Government spending does not do this. Government spending often contains inflated costs to benefit political supporters. This adds to inflation. Government debt does not carry equity replacement and is inherently inflationary. Business competitiveness is inherently deflationary. It is not the increase in Money Supply which has long thought to be believed inflationary, but how politically motivated government’s expansion of money is spent that matters. The Money Supply this time is simply credit lines to businesses who will be frugal to insure they survive this shutdown and not overly inflationary.
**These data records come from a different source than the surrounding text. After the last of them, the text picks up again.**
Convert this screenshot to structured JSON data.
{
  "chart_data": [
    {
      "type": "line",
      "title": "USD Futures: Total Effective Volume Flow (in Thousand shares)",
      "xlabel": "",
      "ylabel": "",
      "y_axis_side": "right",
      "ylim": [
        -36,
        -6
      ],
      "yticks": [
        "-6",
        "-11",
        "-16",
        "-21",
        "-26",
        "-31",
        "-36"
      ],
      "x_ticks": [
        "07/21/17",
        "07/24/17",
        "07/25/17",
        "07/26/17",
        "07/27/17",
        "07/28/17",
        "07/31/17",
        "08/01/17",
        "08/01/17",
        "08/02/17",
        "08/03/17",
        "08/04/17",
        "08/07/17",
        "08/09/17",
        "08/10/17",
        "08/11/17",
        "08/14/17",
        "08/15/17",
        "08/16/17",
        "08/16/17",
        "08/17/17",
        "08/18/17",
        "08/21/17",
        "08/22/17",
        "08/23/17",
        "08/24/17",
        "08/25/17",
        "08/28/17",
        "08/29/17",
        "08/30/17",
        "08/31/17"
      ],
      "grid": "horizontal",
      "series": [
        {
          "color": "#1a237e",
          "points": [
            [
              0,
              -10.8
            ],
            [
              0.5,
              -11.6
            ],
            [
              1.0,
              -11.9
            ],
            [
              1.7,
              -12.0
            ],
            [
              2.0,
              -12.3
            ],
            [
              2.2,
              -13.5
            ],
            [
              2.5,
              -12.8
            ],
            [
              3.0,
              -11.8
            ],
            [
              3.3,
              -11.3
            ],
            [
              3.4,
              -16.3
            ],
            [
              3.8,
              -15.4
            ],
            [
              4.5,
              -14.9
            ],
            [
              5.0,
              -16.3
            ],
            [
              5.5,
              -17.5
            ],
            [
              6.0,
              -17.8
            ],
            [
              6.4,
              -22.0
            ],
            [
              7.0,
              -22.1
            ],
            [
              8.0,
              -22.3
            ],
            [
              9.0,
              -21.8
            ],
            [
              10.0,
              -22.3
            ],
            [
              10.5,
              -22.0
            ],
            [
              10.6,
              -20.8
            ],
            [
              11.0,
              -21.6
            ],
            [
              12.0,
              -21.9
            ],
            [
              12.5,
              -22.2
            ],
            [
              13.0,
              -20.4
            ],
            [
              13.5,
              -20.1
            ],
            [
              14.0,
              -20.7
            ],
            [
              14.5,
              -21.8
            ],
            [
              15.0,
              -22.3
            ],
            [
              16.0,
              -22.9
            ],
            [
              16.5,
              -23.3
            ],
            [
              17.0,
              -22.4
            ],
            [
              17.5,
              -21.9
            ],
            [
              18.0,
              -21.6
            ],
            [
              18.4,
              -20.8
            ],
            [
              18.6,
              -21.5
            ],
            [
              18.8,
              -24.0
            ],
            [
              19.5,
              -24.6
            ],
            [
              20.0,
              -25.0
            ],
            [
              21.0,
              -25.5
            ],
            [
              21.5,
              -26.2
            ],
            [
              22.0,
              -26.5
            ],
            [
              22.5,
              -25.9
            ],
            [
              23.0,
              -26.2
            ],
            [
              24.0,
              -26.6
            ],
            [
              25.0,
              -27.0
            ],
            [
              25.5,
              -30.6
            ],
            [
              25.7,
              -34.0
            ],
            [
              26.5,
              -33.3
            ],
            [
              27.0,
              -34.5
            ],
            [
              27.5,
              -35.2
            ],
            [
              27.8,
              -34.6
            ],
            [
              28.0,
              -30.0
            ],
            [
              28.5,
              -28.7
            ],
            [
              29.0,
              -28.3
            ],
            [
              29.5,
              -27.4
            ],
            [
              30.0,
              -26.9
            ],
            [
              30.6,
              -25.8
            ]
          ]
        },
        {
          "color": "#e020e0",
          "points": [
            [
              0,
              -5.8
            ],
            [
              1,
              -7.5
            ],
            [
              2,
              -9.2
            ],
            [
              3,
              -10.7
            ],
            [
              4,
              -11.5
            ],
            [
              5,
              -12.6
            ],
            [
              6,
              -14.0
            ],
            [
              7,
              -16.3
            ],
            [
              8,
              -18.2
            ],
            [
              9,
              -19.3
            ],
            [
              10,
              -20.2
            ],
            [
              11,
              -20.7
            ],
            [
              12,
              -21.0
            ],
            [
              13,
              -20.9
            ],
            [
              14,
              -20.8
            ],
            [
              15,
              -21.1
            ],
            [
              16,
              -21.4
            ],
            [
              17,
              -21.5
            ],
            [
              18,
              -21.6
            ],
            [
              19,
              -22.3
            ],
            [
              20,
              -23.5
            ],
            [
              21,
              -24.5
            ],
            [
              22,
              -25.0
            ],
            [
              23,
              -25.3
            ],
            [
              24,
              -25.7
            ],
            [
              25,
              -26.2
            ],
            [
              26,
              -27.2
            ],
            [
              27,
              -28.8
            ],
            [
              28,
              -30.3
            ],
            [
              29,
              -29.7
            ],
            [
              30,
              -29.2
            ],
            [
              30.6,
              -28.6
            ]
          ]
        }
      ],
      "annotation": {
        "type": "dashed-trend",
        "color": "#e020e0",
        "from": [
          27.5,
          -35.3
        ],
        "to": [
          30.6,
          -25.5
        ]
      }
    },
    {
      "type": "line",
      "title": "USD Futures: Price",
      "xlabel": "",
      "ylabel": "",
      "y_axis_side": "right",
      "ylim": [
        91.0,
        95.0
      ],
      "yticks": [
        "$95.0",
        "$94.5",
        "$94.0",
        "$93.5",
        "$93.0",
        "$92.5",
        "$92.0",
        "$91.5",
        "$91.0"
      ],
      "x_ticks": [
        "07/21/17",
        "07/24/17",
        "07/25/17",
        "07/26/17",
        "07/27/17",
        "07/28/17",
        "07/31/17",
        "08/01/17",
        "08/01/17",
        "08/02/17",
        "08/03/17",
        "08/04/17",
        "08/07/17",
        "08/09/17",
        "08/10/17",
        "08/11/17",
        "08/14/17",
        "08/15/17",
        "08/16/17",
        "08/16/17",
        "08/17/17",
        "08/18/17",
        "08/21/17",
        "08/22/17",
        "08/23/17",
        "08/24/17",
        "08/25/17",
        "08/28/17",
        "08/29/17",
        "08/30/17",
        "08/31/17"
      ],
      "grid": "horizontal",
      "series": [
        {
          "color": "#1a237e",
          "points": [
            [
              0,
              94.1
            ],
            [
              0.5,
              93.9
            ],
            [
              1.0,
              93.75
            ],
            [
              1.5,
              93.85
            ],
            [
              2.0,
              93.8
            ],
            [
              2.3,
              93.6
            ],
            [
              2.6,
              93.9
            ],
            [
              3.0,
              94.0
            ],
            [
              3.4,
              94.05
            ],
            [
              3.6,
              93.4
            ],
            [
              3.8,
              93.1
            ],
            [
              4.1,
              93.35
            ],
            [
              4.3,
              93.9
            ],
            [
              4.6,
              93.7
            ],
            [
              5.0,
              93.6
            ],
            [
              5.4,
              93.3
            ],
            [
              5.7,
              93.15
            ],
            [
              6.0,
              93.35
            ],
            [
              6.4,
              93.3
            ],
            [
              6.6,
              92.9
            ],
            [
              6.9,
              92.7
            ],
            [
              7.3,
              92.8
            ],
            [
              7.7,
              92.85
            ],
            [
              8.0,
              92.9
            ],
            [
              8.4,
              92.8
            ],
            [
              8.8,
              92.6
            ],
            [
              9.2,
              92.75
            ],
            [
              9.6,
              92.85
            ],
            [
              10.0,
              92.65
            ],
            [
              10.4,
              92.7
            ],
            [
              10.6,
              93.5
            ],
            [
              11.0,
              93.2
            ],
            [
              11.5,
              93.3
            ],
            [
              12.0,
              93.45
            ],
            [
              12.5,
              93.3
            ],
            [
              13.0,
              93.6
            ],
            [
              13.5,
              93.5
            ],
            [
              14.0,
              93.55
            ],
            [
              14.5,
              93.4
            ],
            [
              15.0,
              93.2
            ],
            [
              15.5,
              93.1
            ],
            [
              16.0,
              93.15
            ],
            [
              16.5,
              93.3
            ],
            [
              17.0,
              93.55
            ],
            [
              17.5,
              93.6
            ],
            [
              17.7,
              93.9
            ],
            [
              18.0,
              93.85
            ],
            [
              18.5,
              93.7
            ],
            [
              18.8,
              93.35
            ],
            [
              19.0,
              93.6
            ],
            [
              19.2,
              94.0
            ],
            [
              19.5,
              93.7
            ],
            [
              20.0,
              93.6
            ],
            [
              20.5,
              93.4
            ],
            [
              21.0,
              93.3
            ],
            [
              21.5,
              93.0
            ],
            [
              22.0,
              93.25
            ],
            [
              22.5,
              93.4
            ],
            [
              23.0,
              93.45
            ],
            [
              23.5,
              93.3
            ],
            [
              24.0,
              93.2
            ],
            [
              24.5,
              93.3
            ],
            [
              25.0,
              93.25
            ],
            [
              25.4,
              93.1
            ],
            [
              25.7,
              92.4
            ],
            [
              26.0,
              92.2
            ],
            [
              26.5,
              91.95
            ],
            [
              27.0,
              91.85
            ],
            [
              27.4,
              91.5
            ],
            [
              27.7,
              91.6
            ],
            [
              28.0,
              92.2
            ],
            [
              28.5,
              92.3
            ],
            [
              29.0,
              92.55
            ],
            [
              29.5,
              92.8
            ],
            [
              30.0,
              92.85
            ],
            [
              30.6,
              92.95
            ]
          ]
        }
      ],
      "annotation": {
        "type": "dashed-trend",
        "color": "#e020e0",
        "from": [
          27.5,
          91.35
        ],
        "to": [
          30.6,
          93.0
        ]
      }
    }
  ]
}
A more subtle but little recognized source of inflation is government regulation to effect social engineering outcomes.
The Federal Register page count published annually has the strongest correlation to inflation of any other factor. Complying with regulations are a business expense which must be passed to consumers so that businesses survive as innovated and profitable entities. When regulations do not add economic value to society they are inflationary. That the rise in the page count 2009-2017 was not inflationary as the late 1970s is due to the “Sequestration” imposed on government spending to counter regulatory activity.
The current administration has lowered regulations by more than 30% and indicates more reductions are yet to come. The evidence from when Pres. Reagan lowered regulation by ~40% in the early 1980s is plain to see. Economic activity soared as regulation expenses fell, employment rose and inflation fell. The SP500 soared in response. The impact lasted more than 5yrs. The US economy has yet to receive the full impact of the recent regulation reductions. More is yet to come.
Current conditions favor low inflation and decent economic expansion coming out of the COVID-19 shutdown. Buy equities where corporate insider buying is most active!